285. according to the process described in claim 284, before it is included in the described movement of step (d) further, open the second balanced valve that fluid connects described pressure adjusting district and described microwave heating district, and allowed before described second locking gate valve is moved to described second open position, the pressure in described pressure adjusting district and described microwave heating district is substantially equal.

286. according to the process described in claim 285, after it is included in the described movement of the first locking gate valve described in step (c) further, but before opening described second balanced valve, closes described first balanced valve; And after the described movement of step (e), close described second balanced valve.

287. according to the process described in claim 281, and the automatic article of the use at least partially transmitting device of the wherein described introducing of step (b) performs.

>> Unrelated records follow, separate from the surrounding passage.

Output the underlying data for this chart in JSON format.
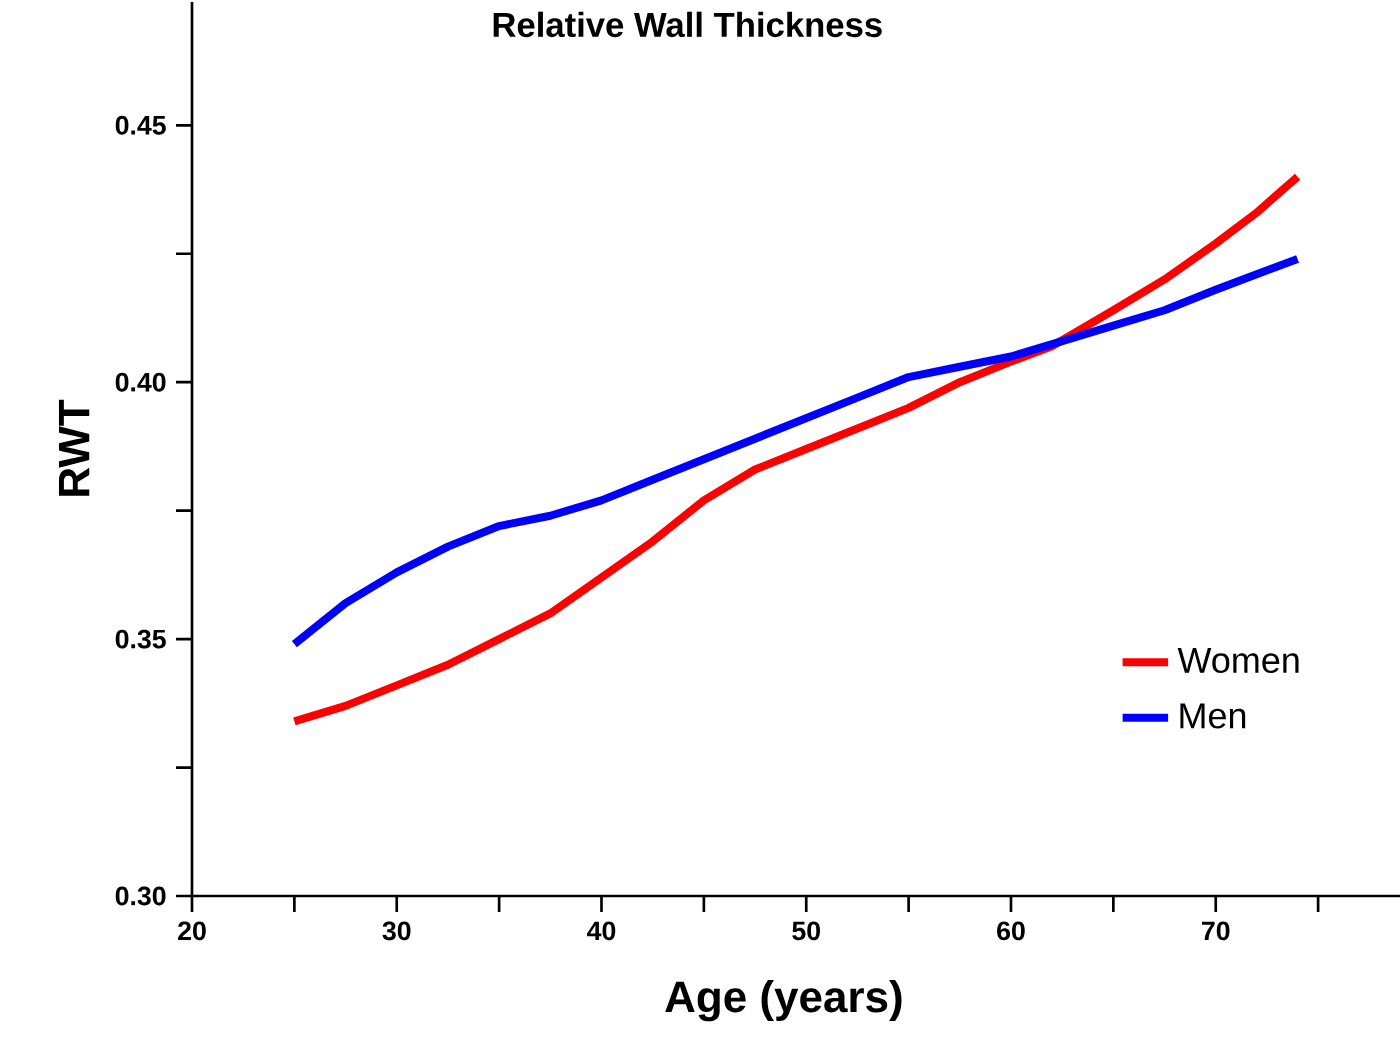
{
  "chart_data": {
    "type": "line",
    "title": "Relative Wall Thickness",
    "xlabel": "Age (years)",
    "ylabel": "RWT",
    "xlim": [
      20,
      79
    ],
    "ylim": [
      0.3,
      0.474
    ],
    "xticks": [
      20,
      {
        "value": 25,
        "label": null
      },
      30,
      {
        "value": 35,
        "label": null
      },
      40,
      {
        "value": 45,
        "label": null
      },
      50,
      {
        "value": 55,
        "label": null
      },
      60,
      {
        "value": 65,
        "label": null
      },
      70,
      {
        "value": 75,
        "label": null
      }
    ],
    "yticks": [
      {
        "value": 0.3,
        "label": "0.30"
      },
      {
        "value": 0.325,
        "label": null
      },
      {
        "value": 0.35,
        "label": "0.35"
      },
      {
        "value": 0.375,
        "label": null
      },
      {
        "value": 0.4,
        "label": "0.40"
      },
      {
        "value": 0.425,
        "label": null
      },
      {
        "value": 0.45,
        "label": "0.45"
      }
    ],
    "grid": false,
    "legend": "bottom right",
    "series": [
      {
        "name": "Women",
        "color": "#ff0000",
        "x": [
          25,
          27.5,
          30,
          32.5,
          35,
          37.5,
          40,
          42.5,
          45,
          47.5,
          50,
          52.5,
          55,
          57.5,
          60,
          62,
          65,
          67.5,
          70,
          72,
          74
        ],
        "values": [
          0.334,
          0.337,
          0.341,
          0.345,
          0.35,
          0.355,
          0.362,
          0.369,
          0.377,
          0.383,
          0.387,
          0.391,
          0.395,
          0.4,
          0.404,
          0.407,
          0.414,
          0.42,
          0.427,
          0.433,
          0.44
        ]
      },
      {
        "name": "Men",
        "color": "#0000ff",
        "x": [
          25,
          27.5,
          30,
          32.5,
          35,
          37.5,
          40,
          42.5,
          45,
          47.5,
          50,
          52.5,
          55,
          57.5,
          60,
          62.5,
          65,
          67.5,
          70,
          72,
          74
        ],
        "values": [
          0.349,
          0.357,
          0.363,
          0.368,
          0.372,
          0.374,
          0.377,
          0.381,
          0.385,
          0.389,
          0.393,
          0.397,
          0.401,
          0.403,
          0.405,
          0.408,
          0.411,
          0.414,
          0.418,
          0.421,
          0.424
        ]
      }
    ]
  }
}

288. according to the process described in claim 287, wherein said automatic article transmitting device be arranged in described pressure adjusting district at least partially, wherein the described introducing of step (b) comprise make described automatic article transmitting device extend in described thermalization range from described pressure adjusting district at least partially, and the extension of described article transmitting device is retracted into described pressure adjusting district, to be introduced in described pressure adjusting district by described article.

289. according to the process described in claim 281, and it comprises further with another batch of multiple article repetition step (a) to (e).

290. according to the process described in claim 281, and wherein said article comprise multiple packaged food, medical fluid or medicine equipment, and wherein said microwave heating system has the productivity ratio of every at least 20, strip transmission line road packaging.